Ten minutes later, they were running through the same scene again. Once more, Phil hesitated and asked what he was supposed to do. Nat again said to toss in a one-liner.
"Well, didn't the lawyer ask for an appeal?"
This was Phil Silvers, ad-libbing to two different gags in the same spot. No telling what he'll say when the scene will finally be shot. He was one of the top ad-libbers adding ad-libs!
He could stick to a script, when he had to but when his well developed sense of timing and comedy told him something was needed, he could toss in an aside or a griimace or a gag and make it look like fifteen writers had spent a frantic weekend perfecting it.
There was a five minute break and Phil sat on one of the folding camp chairs that lined the hall.
"This is the drudgery," he said. "This rehearsing -- plain drudgery."
Most of the cast went outside during breaks for a quick coke or a quick ciggy. Phil Silvers stayed for a hasty conference with Nat Hiken about an entrance, a rapid exchange of pleasantries and gags followed.
Then they was back to work......twinkling, just like Bilko -- scheming, plotting and gagging --- He made the transition look easy....to Phil it was easy. He said himself he'd spent eighty years perfecting the character that is Bilko; it's second nature to him now.....
The best time to drop into a filming of The Phil Silvers Show was not when they were shooting the last show before the break for the year-end holidays. It was even worse when filming during the day occured in the middle of one of New York's terrible rainstorms.
The first sight that greeted you as you arrived at the downtown New York film studio, was Joe E. Ross (Rupert Ritzik) poking his head out in the pouring rain trying to lure the passers-by into joining the sparse studio audience.
Joining the crowd on the improvised bleachers, you waited for a few minutes until Phil Silvers was announced and appeared to perform his usual audience warmup.Folks," he began, "I have a rare treat for you. For the first time this year I'm going to be able to introduce Nat Hiken, the producer, director and writer of this magnificent show which I do so well."
Phil continued with his introductions, including everyone behind the scenes, then said:
"You gotta know I don't have any jokes prepared for this warmup......when I introduce every nonentity to the crowd you've gotta forgive me, we're all filled with Christmas cheer."

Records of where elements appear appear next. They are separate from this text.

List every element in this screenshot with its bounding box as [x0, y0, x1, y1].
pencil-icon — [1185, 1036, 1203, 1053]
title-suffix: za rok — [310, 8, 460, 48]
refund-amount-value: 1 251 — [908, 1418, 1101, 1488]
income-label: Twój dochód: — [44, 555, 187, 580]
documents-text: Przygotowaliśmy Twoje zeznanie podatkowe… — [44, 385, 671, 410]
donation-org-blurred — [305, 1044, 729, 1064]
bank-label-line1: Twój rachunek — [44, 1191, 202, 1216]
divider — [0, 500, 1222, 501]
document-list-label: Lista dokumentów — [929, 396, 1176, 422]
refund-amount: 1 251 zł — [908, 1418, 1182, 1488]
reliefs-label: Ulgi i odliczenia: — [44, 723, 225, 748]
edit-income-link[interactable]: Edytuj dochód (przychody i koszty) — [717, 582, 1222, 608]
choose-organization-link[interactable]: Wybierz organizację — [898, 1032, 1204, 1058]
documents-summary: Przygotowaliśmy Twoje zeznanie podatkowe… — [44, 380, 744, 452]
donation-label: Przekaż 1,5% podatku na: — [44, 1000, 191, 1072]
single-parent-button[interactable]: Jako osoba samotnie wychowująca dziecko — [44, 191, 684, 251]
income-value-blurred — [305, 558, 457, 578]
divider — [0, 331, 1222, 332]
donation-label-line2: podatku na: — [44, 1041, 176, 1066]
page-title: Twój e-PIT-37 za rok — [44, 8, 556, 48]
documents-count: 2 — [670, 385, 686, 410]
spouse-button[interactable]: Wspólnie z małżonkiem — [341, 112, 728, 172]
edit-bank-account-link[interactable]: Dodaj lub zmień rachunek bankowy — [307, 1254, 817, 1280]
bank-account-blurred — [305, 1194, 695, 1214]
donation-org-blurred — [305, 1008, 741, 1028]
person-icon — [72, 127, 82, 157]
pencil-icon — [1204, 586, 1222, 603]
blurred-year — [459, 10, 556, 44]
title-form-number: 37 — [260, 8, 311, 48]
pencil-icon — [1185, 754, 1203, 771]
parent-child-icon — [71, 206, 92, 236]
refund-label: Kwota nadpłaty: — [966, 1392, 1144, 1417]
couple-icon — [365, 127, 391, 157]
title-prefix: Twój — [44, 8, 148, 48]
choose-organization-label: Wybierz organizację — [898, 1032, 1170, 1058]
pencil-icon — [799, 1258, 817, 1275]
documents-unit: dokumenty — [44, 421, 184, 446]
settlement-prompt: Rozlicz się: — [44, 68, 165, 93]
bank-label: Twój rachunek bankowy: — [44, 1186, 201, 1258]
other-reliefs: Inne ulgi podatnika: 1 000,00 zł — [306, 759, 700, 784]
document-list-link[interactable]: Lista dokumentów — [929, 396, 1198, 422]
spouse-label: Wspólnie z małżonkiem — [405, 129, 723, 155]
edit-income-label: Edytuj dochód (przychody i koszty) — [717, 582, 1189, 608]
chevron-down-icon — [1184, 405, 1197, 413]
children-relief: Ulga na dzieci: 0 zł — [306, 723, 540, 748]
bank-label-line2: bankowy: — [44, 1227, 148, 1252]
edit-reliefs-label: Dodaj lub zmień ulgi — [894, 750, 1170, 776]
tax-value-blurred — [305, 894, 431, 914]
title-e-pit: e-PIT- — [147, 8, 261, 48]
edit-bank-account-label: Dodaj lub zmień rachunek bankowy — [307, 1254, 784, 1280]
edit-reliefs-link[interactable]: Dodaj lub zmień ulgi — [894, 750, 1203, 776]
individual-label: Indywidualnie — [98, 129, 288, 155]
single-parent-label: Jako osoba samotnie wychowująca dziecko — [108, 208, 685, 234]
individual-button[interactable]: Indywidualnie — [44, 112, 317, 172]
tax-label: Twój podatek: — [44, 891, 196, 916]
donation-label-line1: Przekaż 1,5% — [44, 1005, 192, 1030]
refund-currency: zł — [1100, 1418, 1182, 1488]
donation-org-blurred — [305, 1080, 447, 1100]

Phil then introduced the various members of Sergeant Bilko's platoon, with little gags for each. When he got to Maurice Gosfield (Private Duane Doberman), he said:
"Maurice, here, is a guy who always gets kidded about his stature, but, folks, he's a genuine hero of World War II. He single-handedly saved an entire regiment. What did you do, Maurice? Come on tell everyone. How did you save an entire regiment?"
"I shot the cook," Gosfield answered.
With the amenities dispensed with the filming began and proceeded straight through with a minimum of breaks of fluffed lines. The studio audience was able to follow the show almost as readily as a home audience would. What the watching public didn't know was that when they've gone home, the cast and technicians remained on set and reshot all the badly done scenes.
During one break in shooting, the meagre and up-to-then subdued crowd suddenly broke into a spontaneous round of applause after the mikes had been turned off. Phil Silvers turned and cheekily glared at them.
"All right!" he snapped. "Don't try to make up for it now!"